The bunching effect doesn't have to be that extreme to make the difference in a game, but it illustrates my point. Natural and normal phenomena can conspire to overcome the difference between skill, talent, ability, strategy, and everything else that makes one team "better" than another.
For more on how I define luck, see this post.
A PURE LUCK LEAGUE
What if the NFL was 100% luck? By that I mean, "what if the winner of each game was determined as if it were a flip of a fair coin?" The binomial distribution gives us the answer. The distribution mimics a bell-curve normal distribution. The graph below is a histogram of season win totals in a pure luck league.
As we'd expect, it illustrates that in such a league with 16 games, 8 wins would be the most common season outcome. About 20% of all teams would finish 8-8. About 5% of all teams would finish 11-5 and another 5% would finish 5-11. Almost no teams would finish undefeated or winless (each having a 0.00002 probability).
This type of league represents perfect parity. Every team has exactly a 50% chance of winning each game. To spectators (and NFL analysts) however, it would still appear that some teams are "better" than others. Some teams would even appear "hot" because they won several games in row, when in reality it's just an artifact of luck. (Sometimes when you flip a coin you get heads a few times in a row.) Does the coin have momentum? Is it hot? Some coins would have an above average number of heads several seasons in a row. Is that coin a dynasty?
But the real question is: How does the actual distribution of NFL regular season wins compare to the hypothetical luck league? How different is the observed distribution from an idealized distribution of pure luck? The histogram below shows the distribution of the actual NFL regular season win totals for every team since 2002, when the current division structure and scheduling system began. It's slightly irregular because it represents just five seasons (160 team records).

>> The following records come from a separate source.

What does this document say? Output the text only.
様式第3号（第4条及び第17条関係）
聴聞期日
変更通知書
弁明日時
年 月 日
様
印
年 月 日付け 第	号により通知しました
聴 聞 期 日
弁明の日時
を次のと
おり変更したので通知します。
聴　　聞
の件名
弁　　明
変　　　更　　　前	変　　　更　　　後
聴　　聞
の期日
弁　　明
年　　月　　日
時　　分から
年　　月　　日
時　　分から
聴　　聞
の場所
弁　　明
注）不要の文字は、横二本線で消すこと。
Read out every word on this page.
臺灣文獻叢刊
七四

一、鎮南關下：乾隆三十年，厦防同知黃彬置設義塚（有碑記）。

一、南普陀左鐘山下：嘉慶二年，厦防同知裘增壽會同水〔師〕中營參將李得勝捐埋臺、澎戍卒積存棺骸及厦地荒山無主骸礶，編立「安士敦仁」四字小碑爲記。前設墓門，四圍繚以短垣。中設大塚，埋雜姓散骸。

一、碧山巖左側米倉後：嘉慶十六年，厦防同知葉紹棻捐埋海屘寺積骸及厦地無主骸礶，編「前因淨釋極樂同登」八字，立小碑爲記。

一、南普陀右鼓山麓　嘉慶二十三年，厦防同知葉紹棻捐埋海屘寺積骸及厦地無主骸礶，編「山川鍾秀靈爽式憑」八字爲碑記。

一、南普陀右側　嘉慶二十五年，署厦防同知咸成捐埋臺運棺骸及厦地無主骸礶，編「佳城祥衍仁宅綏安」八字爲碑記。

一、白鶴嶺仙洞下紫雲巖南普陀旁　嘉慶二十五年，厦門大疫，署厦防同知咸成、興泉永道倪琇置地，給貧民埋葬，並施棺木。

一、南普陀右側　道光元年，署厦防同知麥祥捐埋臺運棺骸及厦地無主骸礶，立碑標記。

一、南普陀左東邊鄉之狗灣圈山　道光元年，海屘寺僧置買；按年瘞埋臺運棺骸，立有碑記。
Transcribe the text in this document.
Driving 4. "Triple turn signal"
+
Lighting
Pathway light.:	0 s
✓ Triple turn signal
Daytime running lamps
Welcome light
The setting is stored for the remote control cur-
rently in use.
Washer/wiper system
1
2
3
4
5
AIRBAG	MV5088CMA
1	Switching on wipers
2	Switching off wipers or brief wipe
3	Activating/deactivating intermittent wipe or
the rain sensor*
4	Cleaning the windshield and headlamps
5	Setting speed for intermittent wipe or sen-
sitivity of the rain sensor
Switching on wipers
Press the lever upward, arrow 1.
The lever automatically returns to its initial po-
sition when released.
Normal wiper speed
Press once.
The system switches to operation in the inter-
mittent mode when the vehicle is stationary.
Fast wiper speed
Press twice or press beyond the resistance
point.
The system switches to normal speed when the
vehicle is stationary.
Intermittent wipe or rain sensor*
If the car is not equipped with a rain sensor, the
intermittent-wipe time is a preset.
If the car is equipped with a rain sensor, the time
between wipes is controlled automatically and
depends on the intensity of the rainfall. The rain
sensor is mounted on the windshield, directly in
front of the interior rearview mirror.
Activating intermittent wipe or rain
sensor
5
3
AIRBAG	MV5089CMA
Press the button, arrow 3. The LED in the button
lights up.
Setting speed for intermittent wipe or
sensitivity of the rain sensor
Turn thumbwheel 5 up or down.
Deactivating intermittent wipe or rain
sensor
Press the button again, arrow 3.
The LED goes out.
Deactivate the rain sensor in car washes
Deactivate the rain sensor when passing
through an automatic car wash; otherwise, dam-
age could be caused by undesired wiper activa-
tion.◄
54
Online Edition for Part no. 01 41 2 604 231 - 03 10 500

9-7 turns out to be the most common W-L record, followed by 10-6. I didn't expect that. At first, I thought I had discovered something interesting in the "dip" that the distribution takes at 7 wins. I thought that it was evidence that, even more often than we'd expect, teams with playoff hopes usually beat teams with nothing to gain at the end of the season. This effect would result in extra occurrences of 10-game winners. But after running many simulations of random sets of five seasons, irregularities like that were very common by chance alone. (More on that later.)
Let's compare the two distributions--pure luck vs. actual. The next histogram shows both distributions together, and at the same relative scale.
So how different are the distributions? Statistically, they are absolutely not similar. The goodness-of-fit test for two distributions is the chi-square test. It tells us it is infinitesimally unlikely that the actual distribution is sampled from the binomial distribution (p=8.9E-34). But that is obvious enough by just looking at them. To me, it looks like the actual distribution is a flattened version of the binomial distribution. It's as if something is "squashing" the luck distribution to create the actual distribution.
By comparing the two distributions, we can calculate that of the 160 season outcomes, only 78 of them differ from what we'd expect from a pure luck distribution. That's only 48%, which would suggest that in 52% of NFL games, luck is the deciding factor!
To me, that was too hard to accept. Frankly, I didn't buy it, so I kept at it. In part 2 of this article I'll re-attack the question from the opposite direction. I'll compare a theoretical "pure skill" league with the actual NFL win distributions. We'll see that it's skill that's "squashing" the luck into the actual distribution.